Femmephobia can also be seen in marketing. We have diet soda, and we have diet soda FOR MEN; we have loofahs, and we have loofahs FOR MEN; we have canned soup, and we have canned soup FOR MEN. Men cannot be expected to consume feminine things like body care items or diet food or soup in cans (!?) unless it is specifically marked out as Not Girly, and therefore Not Bad. With a few obnoxious exceptions, such as tools for girls (they're pink) or video games for girls (they're pink and have Barbie), women who like traditionally masculine hobbies get to have the same fishing poles, golf clubs and bad Trekkie novels as the boys– because, since masculinity is valued, it doesn’t matter if a woman tries to become masculine.

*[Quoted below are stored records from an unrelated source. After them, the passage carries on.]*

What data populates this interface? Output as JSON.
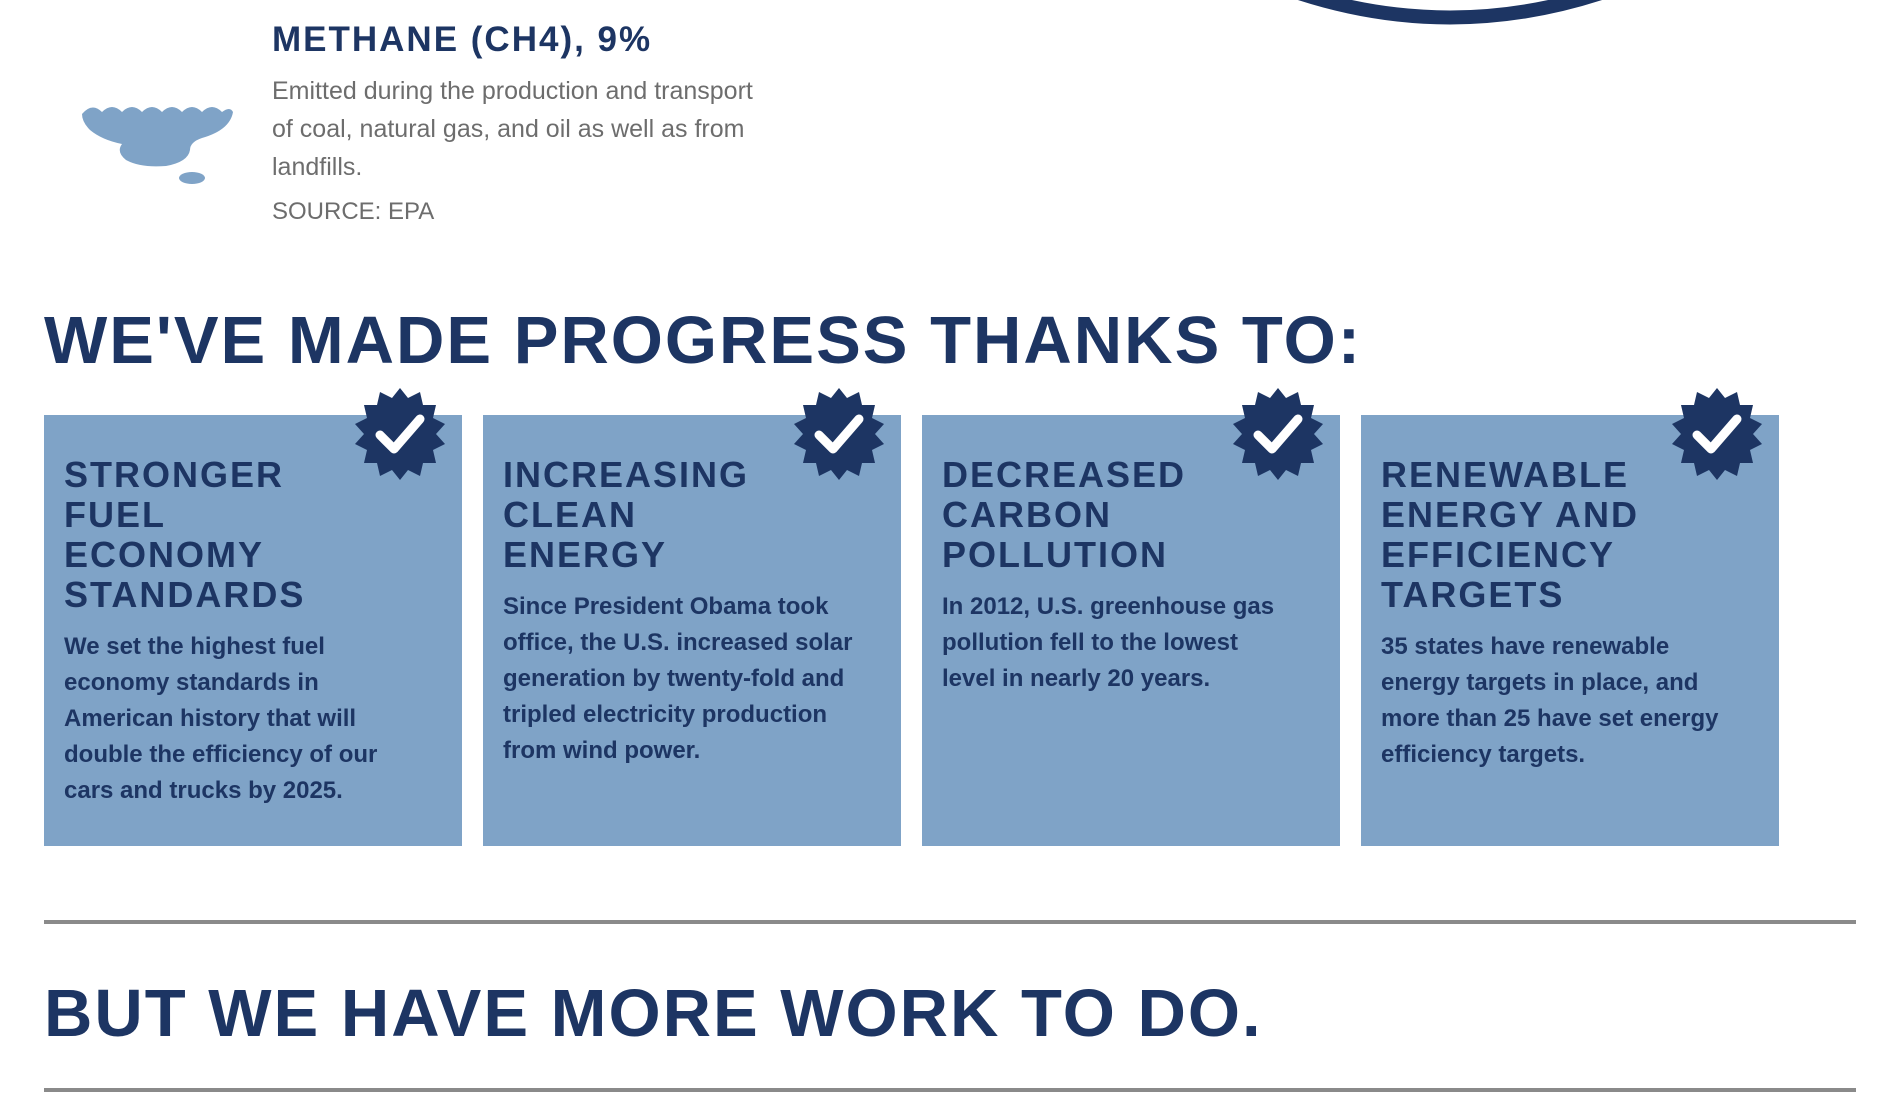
{
  "methane": {
    "icon": "methane-cloud-icon",
    "title": "METHANE (CH4), 9%",
    "description": "Emitted during the production and transport of coal, natural gas, and oil as well as from landfills.",
    "source": "SOURCE: EPA"
  },
  "progress": {
    "heading": "WE'VE MADE PROGRESS THANKS TO:",
    "cards": [
      {
        "title": "STRONGER FUEL ECONOMY STANDARDS",
        "text": "We set the highest fuel economy standards in American history that will double the efficiency of our cars and trucks by 2025.",
        "icon": "checkmark-badge-icon"
      },
      {
        "title": "INCREASING CLEAN ENERGY",
        "text": "Since President Obama took office, the U.S. increased solar generation by twenty-fold and tripled electricity production from wind power.",
        "icon": "checkmark-badge-icon"
      },
      {
        "title": "DECREASED CARBON POLLUTION",
        "text": "In 2012, U.S. greenhouse gas pollution fell to the lowest level in nearly 20 years.",
        "icon": "checkmark-badge-icon"
      },
      {
        "title": "RENEWABLE ENERGY AND EFFICIENCY TARGETS",
        "text": "35 states have renewable energy targets in place, and more than 25 have set energy efficiency targets.",
        "icon": "checkmark-badge-icon"
      }
    ]
  },
  "more_work": {
    "heading": "BUT WE HAVE MORE WORK TO DO."
  },
  "colors": {
    "navy": "#1d3563",
    "card_blue": "#7fa3c7",
    "cloud_blue": "#7fa3c7",
    "gray_text": "#6d6d6d"
  }
}
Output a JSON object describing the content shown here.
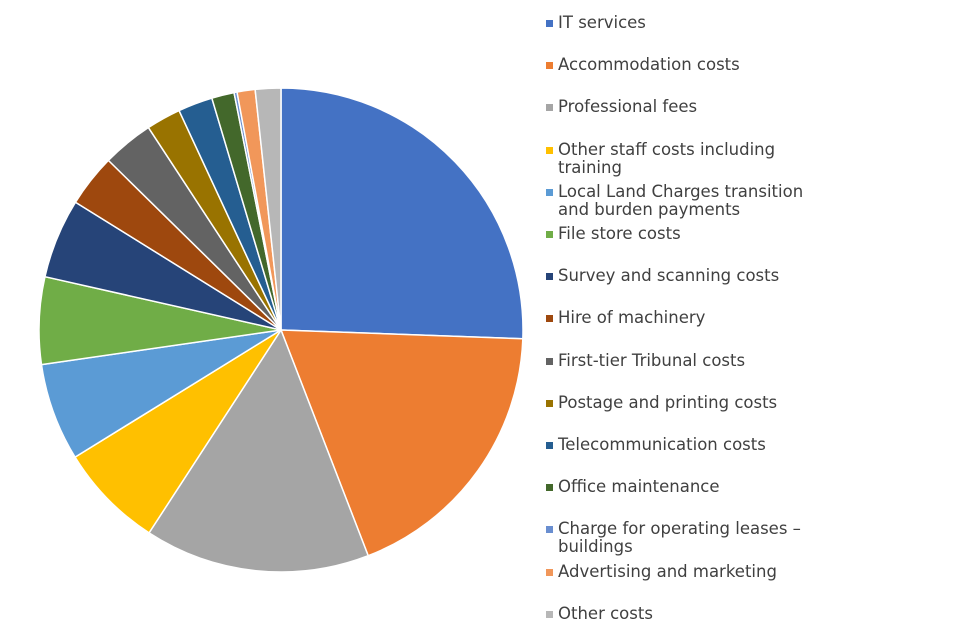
{
  "chart_data": {
    "type": "pie",
    "title": "",
    "slices": [
      {
        "label": "IT services",
        "value": 25.5,
        "color": "#4472C4"
      },
      {
        "label": "Accommodation costs",
        "value": 18.5,
        "color": "#ED7D31"
      },
      {
        "label": "Professional fees",
        "value": 15.0,
        "color": "#A5A5A5"
      },
      {
        "label": "Other staff costs including training",
        "value": 7.0,
        "color": "#FFC000"
      },
      {
        "label": "Local Land Charges transition and burden payments",
        "value": 6.5,
        "color": "#5B9BD5"
      },
      {
        "label": "File store costs",
        "value": 5.8,
        "color": "#70AD47"
      },
      {
        "label": "Survey and scanning costs",
        "value": 5.3,
        "color": "#264478"
      },
      {
        "label": "Hire of machinery",
        "value": 3.5,
        "color": "#9E480E"
      },
      {
        "label": "First-tier Tribunal costs",
        "value": 3.4,
        "color": "#636363"
      },
      {
        "label": "Postage and printing costs",
        "value": 2.3,
        "color": "#997300"
      },
      {
        "label": "Telecommunication costs",
        "value": 2.3,
        "color": "#255E91"
      },
      {
        "label": "Office maintenance",
        "value": 1.5,
        "color": "#43682B"
      },
      {
        "label": "Charge for operating leases – buildings",
        "value": 0.2,
        "color": "#698ED0"
      },
      {
        "label": "Advertising and marketing",
        "value": 1.2,
        "color": "#F1975A"
      },
      {
        "label": "Other costs",
        "value": 1.7,
        "color": "#B7B7B7"
      }
    ],
    "legend_position": "right"
  }
}
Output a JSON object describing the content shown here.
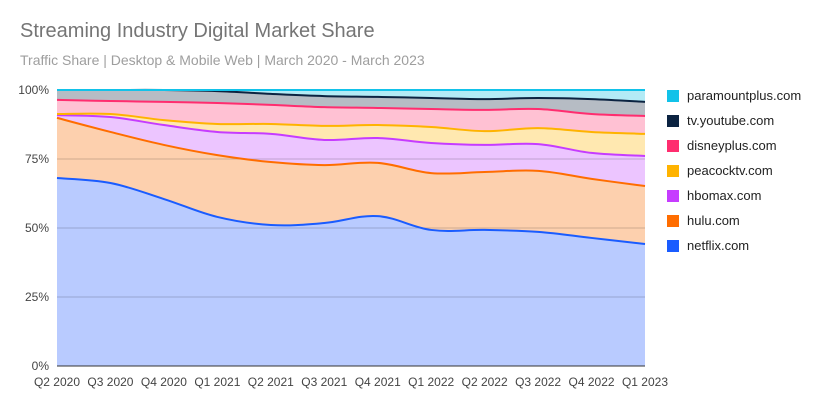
{
  "chart_data": {
    "type": "area",
    "stacked": true,
    "title": "Streaming Industry Digital Market Share",
    "subtitle": "Traffic Share | Desktop & Mobile Web | March 2020 - March 2023",
    "categories": [
      "Q2 2020",
      "Q3 2020",
      "Q4 2020",
      "Q1 2021",
      "Q2 2021",
      "Q3 2021",
      "Q4 2021",
      "Q1 2022",
      "Q2 2022",
      "Q3 2022",
      "Q4 2022",
      "Q1 2023"
    ],
    "ylim": [
      0,
      100
    ],
    "yticks": [
      "0%",
      "25%",
      "50%",
      "75%",
      "100%"
    ],
    "grid": true,
    "legend_position": "right",
    "series": [
      {
        "name": "netflix.com",
        "color": "#1a5cff",
        "fill": "#b9cbff",
        "values": [
          68.1,
          66.3,
          60.5,
          54.0,
          51.1,
          51.8,
          54.3,
          49.3,
          49.3,
          48.6,
          46.4,
          44.2
        ]
      },
      {
        "name": "hulu.com",
        "color": "#ff6d00",
        "fill": "#fdd0ae",
        "values": [
          21.8,
          18.5,
          19.6,
          22.4,
          22.8,
          21.0,
          19.3,
          20.6,
          21.0,
          22.1,
          21.4,
          21.0
        ]
      },
      {
        "name": "hbomax.com",
        "color": "#c63cff",
        "fill": "#ecc5ff",
        "values": [
          1.0,
          5.4,
          7.2,
          8.4,
          10.2,
          9.1,
          9.0,
          10.9,
          9.8,
          9.7,
          9.4,
          10.9
        ]
      },
      {
        "name": "peacocktv.com",
        "color": "#ffb300",
        "fill": "#ffe8b0",
        "values": [
          0.4,
          1.1,
          1.8,
          2.9,
          3.6,
          5.1,
          4.7,
          5.8,
          5.0,
          5.8,
          7.6,
          8.0
        ]
      },
      {
        "name": "disneyplus.com",
        "color": "#ff2d6f",
        "fill": "#ffc1d3",
        "values": [
          5.1,
          4.7,
          6.6,
          7.6,
          6.9,
          6.8,
          6.2,
          6.5,
          7.7,
          6.9,
          6.5,
          6.5
        ]
      },
      {
        "name": "tv.youtube.com",
        "color": "#0b2341",
        "fill": "#b6bcc4",
        "values": [
          3.6,
          4.0,
          4.3,
          4.3,
          4.0,
          4.0,
          4.0,
          4.0,
          3.9,
          4.0,
          5.4,
          5.1
        ]
      },
      {
        "name": "paramountplus.com",
        "color": "#12c2e9",
        "fill": "#b3ebf6",
        "values": [
          0,
          0,
          0,
          0.4,
          1.4,
          2.2,
          2.5,
          2.9,
          3.3,
          2.9,
          3.3,
          4.3
        ]
      }
    ]
  }
}
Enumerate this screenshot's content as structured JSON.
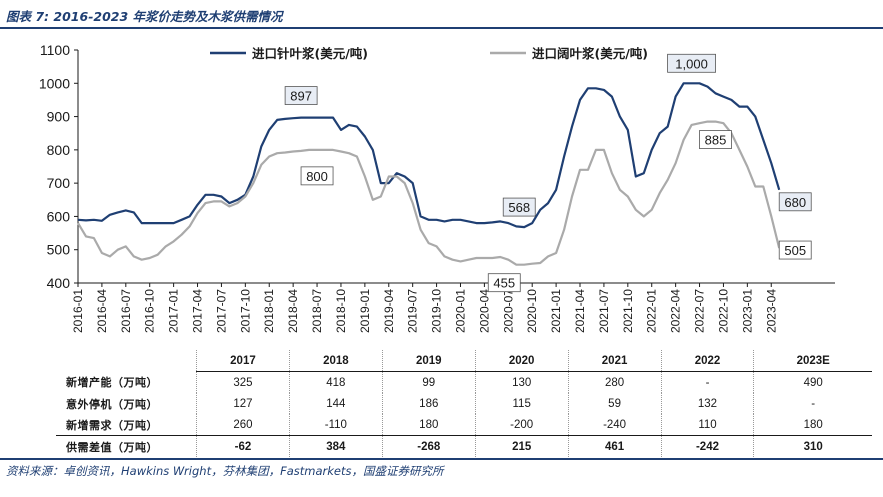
{
  "figure_title": "图表 7:  2016-2023 年浆价走势及木浆供需情况",
  "source_text": "资料来源：卓创资讯，Hawkins Wright，芬林集团，Fastmarkets，国盛证券研究所",
  "colors": {
    "softwood": "#1f3f73",
    "hardwood": "#aaaaaa",
    "accent": "#1f3f73"
  },
  "chart_data": {
    "type": "line",
    "title": "",
    "xlabel": "",
    "ylabel": "",
    "ylim": [
      400,
      1100
    ],
    "yticks": [
      "400",
      "500",
      "600",
      "700",
      "800",
      "900",
      "1000",
      "1100"
    ],
    "xlim": [
      0,
      95
    ],
    "xticks": [
      {
        "label": "2016-01",
        "x": 0
      },
      {
        "label": "2016-04",
        "x": 3
      },
      {
        "label": "2016-07",
        "x": 6
      },
      {
        "label": "2016-10",
        "x": 9
      },
      {
        "label": "2017-01",
        "x": 12
      },
      {
        "label": "2017-04",
        "x": 15
      },
      {
        "label": "2017-07",
        "x": 18
      },
      {
        "label": "2017-10",
        "x": 21
      },
      {
        "label": "2018-01",
        "x": 24
      },
      {
        "label": "2018-04",
        "x": 27
      },
      {
        "label": "2018-07",
        "x": 30
      },
      {
        "label": "2018-10",
        "x": 33
      },
      {
        "label": "2019-01",
        "x": 36
      },
      {
        "label": "2019-04",
        "x": 39
      },
      {
        "label": "2019-07",
        "x": 42
      },
      {
        "label": "2019-10",
        "x": 45
      },
      {
        "label": "2020-01",
        "x": 48
      },
      {
        "label": "2020-04",
        "x": 51
      },
      {
        "label": "2020-07",
        "x": 54
      },
      {
        "label": "2020-10",
        "x": 57
      },
      {
        "label": "2021-01",
        "x": 60
      },
      {
        "label": "2021-04",
        "x": 63
      },
      {
        "label": "2021-07",
        "x": 66
      },
      {
        "label": "2021-10",
        "x": 69
      },
      {
        "label": "2022-01",
        "x": 72
      },
      {
        "label": "2022-04",
        "x": 75
      },
      {
        "label": "2022-07",
        "x": 78
      },
      {
        "label": "2022-10",
        "x": 81
      },
      {
        "label": "2023-01",
        "x": 84
      },
      {
        "label": "2023-04",
        "x": 87
      }
    ],
    "series": [
      {
        "name": "进口针叶浆(美元/吨)",
        "color": "#1f3f73",
        "points": [
          [
            0,
            590
          ],
          [
            1,
            588
          ],
          [
            2,
            590
          ],
          [
            3,
            587
          ],
          [
            4,
            605
          ],
          [
            5,
            612
          ],
          [
            6,
            618
          ],
          [
            7,
            612
          ],
          [
            8,
            580
          ],
          [
            9,
            580
          ],
          [
            10,
            580
          ],
          [
            11,
            580
          ],
          [
            12,
            580
          ],
          [
            13,
            590
          ],
          [
            14,
            600
          ],
          [
            15,
            635
          ],
          [
            16,
            665
          ],
          [
            17,
            665
          ],
          [
            18,
            660
          ],
          [
            19,
            640
          ],
          [
            20,
            650
          ],
          [
            21,
            665
          ],
          [
            22,
            720
          ],
          [
            23,
            810
          ],
          [
            24,
            860
          ],
          [
            25,
            890
          ],
          [
            26,
            893
          ],
          [
            27,
            895
          ],
          [
            28,
            897
          ],
          [
            29,
            897
          ],
          [
            30,
            897
          ],
          [
            31,
            897
          ],
          [
            32,
            897
          ],
          [
            33,
            860
          ],
          [
            34,
            875
          ],
          [
            35,
            870
          ],
          [
            36,
            840
          ],
          [
            37,
            800
          ],
          [
            38,
            700
          ],
          [
            39,
            700
          ],
          [
            40,
            730
          ],
          [
            41,
            720
          ],
          [
            42,
            700
          ],
          [
            43,
            600
          ],
          [
            44,
            590
          ],
          [
            45,
            590
          ],
          [
            46,
            585
          ],
          [
            47,
            590
          ],
          [
            48,
            590
          ],
          [
            49,
            585
          ],
          [
            50,
            580
          ],
          [
            51,
            580
          ],
          [
            52,
            582
          ],
          [
            53,
            585
          ],
          [
            54,
            580
          ],
          [
            55,
            570
          ],
          [
            56,
            568
          ],
          [
            57,
            580
          ],
          [
            58,
            620
          ],
          [
            59,
            640
          ],
          [
            60,
            680
          ],
          [
            61,
            780
          ],
          [
            62,
            870
          ],
          [
            63,
            950
          ],
          [
            64,
            985
          ],
          [
            65,
            985
          ],
          [
            66,
            980
          ],
          [
            67,
            960
          ],
          [
            68,
            900
          ],
          [
            69,
            860
          ],
          [
            70,
            720
          ],
          [
            71,
            730
          ],
          [
            72,
            800
          ],
          [
            73,
            850
          ],
          [
            74,
            870
          ],
          [
            75,
            960
          ],
          [
            76,
            1000
          ],
          [
            77,
            1000
          ],
          [
            78,
            1000
          ],
          [
            79,
            990
          ],
          [
            80,
            970
          ],
          [
            81,
            960
          ],
          [
            82,
            950
          ],
          [
            83,
            930
          ],
          [
            84,
            930
          ],
          [
            85,
            900
          ],
          [
            86,
            830
          ],
          [
            87,
            760
          ],
          [
            88,
            680
          ]
        ]
      },
      {
        "name": "进口阔叶浆(美元/吨)",
        "color": "#aaaaaa",
        "points": [
          [
            0,
            580
          ],
          [
            1,
            540
          ],
          [
            2,
            535
          ],
          [
            3,
            490
          ],
          [
            4,
            480
          ],
          [
            5,
            500
          ],
          [
            6,
            510
          ],
          [
            7,
            480
          ],
          [
            8,
            470
          ],
          [
            9,
            475
          ],
          [
            10,
            485
          ],
          [
            11,
            510
          ],
          [
            12,
            525
          ],
          [
            13,
            545
          ],
          [
            14,
            570
          ],
          [
            15,
            610
          ],
          [
            16,
            640
          ],
          [
            17,
            645
          ],
          [
            18,
            645
          ],
          [
            19,
            630
          ],
          [
            20,
            640
          ],
          [
            21,
            660
          ],
          [
            22,
            700
          ],
          [
            23,
            755
          ],
          [
            24,
            780
          ],
          [
            25,
            790
          ],
          [
            26,
            792
          ],
          [
            27,
            795
          ],
          [
            28,
            797
          ],
          [
            29,
            800
          ],
          [
            30,
            800
          ],
          [
            31,
            800
          ],
          [
            32,
            800
          ],
          [
            33,
            795
          ],
          [
            34,
            790
          ],
          [
            35,
            780
          ],
          [
            36,
            720
          ],
          [
            37,
            650
          ],
          [
            38,
            660
          ],
          [
            39,
            720
          ],
          [
            40,
            720
          ],
          [
            41,
            700
          ],
          [
            42,
            640
          ],
          [
            43,
            560
          ],
          [
            44,
            520
          ],
          [
            45,
            510
          ],
          [
            46,
            480
          ],
          [
            47,
            470
          ],
          [
            48,
            465
          ],
          [
            49,
            470
          ],
          [
            50,
            475
          ],
          [
            51,
            475
          ],
          [
            52,
            475
          ],
          [
            53,
            478
          ],
          [
            54,
            470
          ],
          [
            55,
            455
          ],
          [
            56,
            455
          ],
          [
            57,
            458
          ],
          [
            58,
            460
          ],
          [
            59,
            480
          ],
          [
            60,
            490
          ],
          [
            61,
            560
          ],
          [
            62,
            660
          ],
          [
            63,
            740
          ],
          [
            64,
            740
          ],
          [
            65,
            800
          ],
          [
            66,
            800
          ],
          [
            67,
            730
          ],
          [
            68,
            680
          ],
          [
            69,
            660
          ],
          [
            70,
            620
          ],
          [
            71,
            600
          ],
          [
            72,
            620
          ],
          [
            73,
            670
          ],
          [
            74,
            710
          ],
          [
            75,
            760
          ],
          [
            76,
            830
          ],
          [
            77,
            875
          ],
          [
            78,
            880
          ],
          [
            79,
            885
          ],
          [
            80,
            885
          ],
          [
            81,
            880
          ],
          [
            82,
            850
          ],
          [
            83,
            800
          ],
          [
            84,
            750
          ],
          [
            85,
            690
          ],
          [
            86,
            690
          ],
          [
            87,
            600
          ],
          [
            88,
            505
          ]
        ]
      }
    ],
    "annotations": [
      {
        "label": "897",
        "x": 28,
        "y": 897,
        "series": 0,
        "dx": 0,
        "dy": -22
      },
      {
        "label": "800",
        "x": 30,
        "y": 800,
        "series": 1,
        "dx": 0,
        "dy": 26
      },
      {
        "label": "568",
        "x": 56,
        "y": 568,
        "series": 0,
        "dx": -5,
        "dy": -20
      },
      {
        "label": "455",
        "x": 55,
        "y": 455,
        "series": 1,
        "dx": -12,
        "dy": 18
      },
      {
        "label": "1,000",
        "x": 77,
        "y": 1000,
        "series": 0,
        "dx": 0,
        "dy": -20
      },
      {
        "label": "885",
        "x": 80,
        "y": 885,
        "series": 1,
        "dx": 0,
        "dy": 18
      },
      {
        "label": "680",
        "x": 88,
        "y": 680,
        "series": 0,
        "dx": 16,
        "dy": 12
      },
      {
        "label": "505",
        "x": 88,
        "y": 505,
        "series": 1,
        "dx": 16,
        "dy": 2
      }
    ],
    "legend": "top-center"
  },
  "table": {
    "headers": [
      "",
      "2017",
      "2018",
      "2019",
      "2020",
      "2021",
      "2022",
      "2023E"
    ],
    "rows": [
      {
        "label": "新增产能（万吨）",
        "values": [
          "325",
          "418",
          "99",
          "130",
          "280",
          "-",
          "490"
        ]
      },
      {
        "label": "意外停机（万吨）",
        "values": [
          "127",
          "144",
          "186",
          "115",
          "59",
          "132",
          "-"
        ]
      },
      {
        "label": "新增需求（万吨）",
        "values": [
          "260",
          "-110",
          "180",
          "-200",
          "-240",
          "110",
          "180"
        ]
      },
      {
        "label": "供需差值（万吨）",
        "values": [
          "-62",
          "384",
          "-268",
          "215",
          "461",
          "-242",
          "310"
        ]
      }
    ]
  }
}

The form of femmephobia most annoying to me occurs in feminist communities. It's a difficult line to walk, because it is often necessary for feminism to critique femininity, the same way it is often necessary for masculism to critique masculinity. However, it is possible to critique femininity without critiquing feminine people. Choosing to be a stay-at-home mother, to abstain from sex until marriage, to remove body hair or to wear makeup and the other accoutrements of femininity does not somehow make you a bad feminist. That is ridiculous.
Perhaps the most tragic consequences can result when femmephobia intersects with homophobia and transphobia. The source of much homophobia against gay men, I think, is femmephobia: consider the association between having sex with men and a feminine gender performance that many homophobes claim exists. As for transphobia, well, there isn't a single thing more girly than wanting to be a girl. And since being feminine is, for men, the worst thing possible (and even for women it's a little disreputable), well . . .
Of the streak of gay teen suicides in 2010, the majority were men.
Of the trans people murdered in 2010, the overwhelming majority were trans women.